The Rabbi listened for an instant.

"It is John's step . . . he hath a sound of his own . . . my only earthly desire is fulfilled."

"Rabbi," cried Carmichael, and half kneeling, he threw one arm round the old man, "say that you forgive me. I looked for you everywhere on Monday, but you could not be found."

"Did you think, John, that I . . . my will was to do you an injury or . . . vex your soul? Many trials in my life . . . all God's will . . . but this hardest . . . when I lost you . . . nothing left here . . . but you . . .—my breath is bad, a little chill—. . . understand. . . ."

"I always did, and I never respected you more; it was my foolish pride that made me call you Doctor Saunderson in the study; but my love was the same, and now you will let me stay and wait on you."

The old man smiled sadly, and laid his hand on his boy's head.

"I cannot let you. . . . Go, John, my son."

"Go and leave you, Rabbi!" Carmichael tried to laugh. "Not till you are ready to appear at the Presbytery again.
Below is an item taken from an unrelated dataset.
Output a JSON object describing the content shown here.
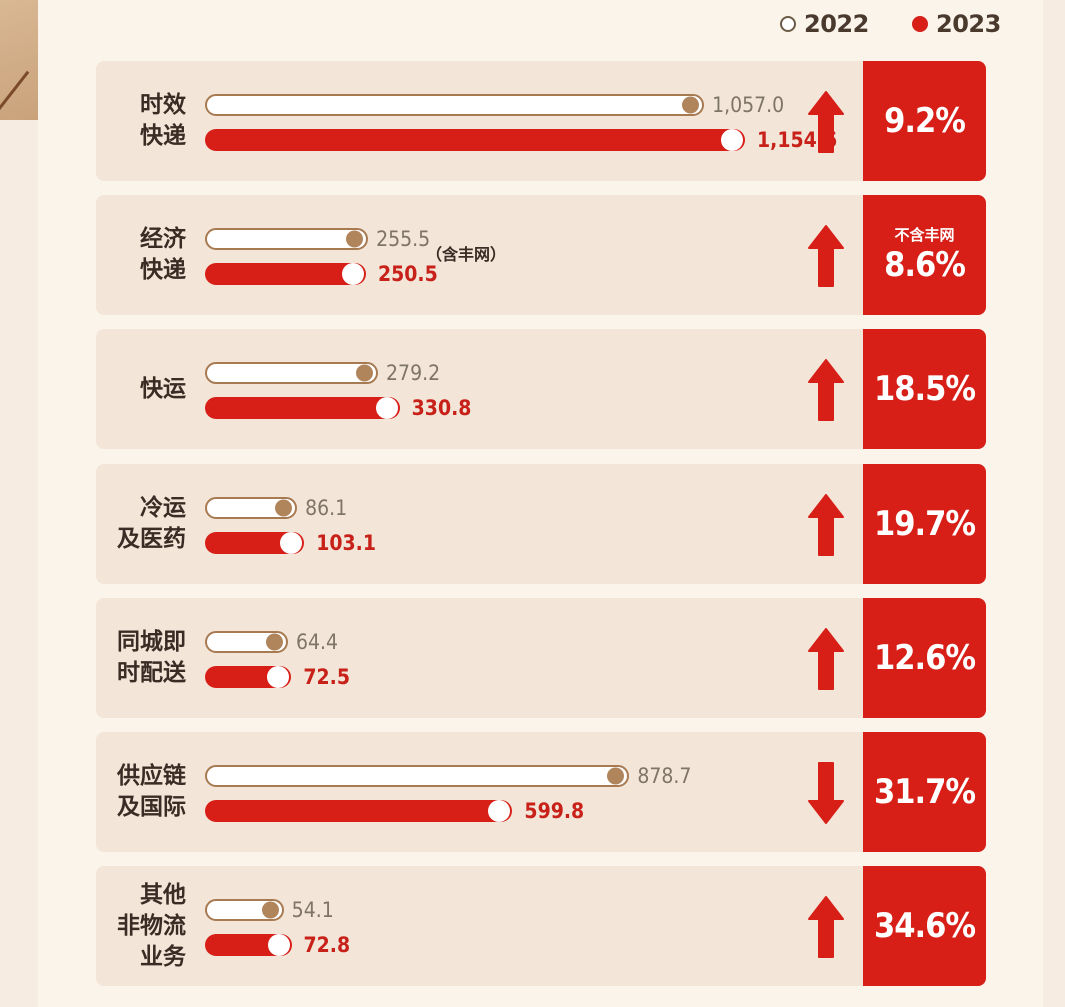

We 'll send Barbara away for a holiday, and Sarah will take her place,—you remember that cream,—and we shall have a royal time, a meal every four hours, Rabbi, and the Fathers in between," and Carmichael, springing to his feet and turning round to hide his tears, came face to face with Miss Carnegie, who had been unable to escape from the room.

"I happened to call"—Kate was quite calm—"and found Doctor Saunderson in bed; so I stayed till some friend should come; you must have met the messenger I sent for you."

"Yes, a mile from the manse; I was on my way . . . Janet said . . . but I . . . did not remember anything when I saw the Rabbi."

"Will you take a little milk again . . . Rabbi?" and at her bidding and the name he made a brave effort to swallow, but he was plainly sinking.

"No more," he whispered; "thank you . . . for service . . . to a lonely man; may God bless you . . . both. . . ." He signed for her hand, which he kept to the end.

"Satisfied . . . read, John . . . the woman from coasts of—of—"

"I know, Rabbi," and kneeling on the other side of the bed, he read the story slowly of a Tyrian woman's faith.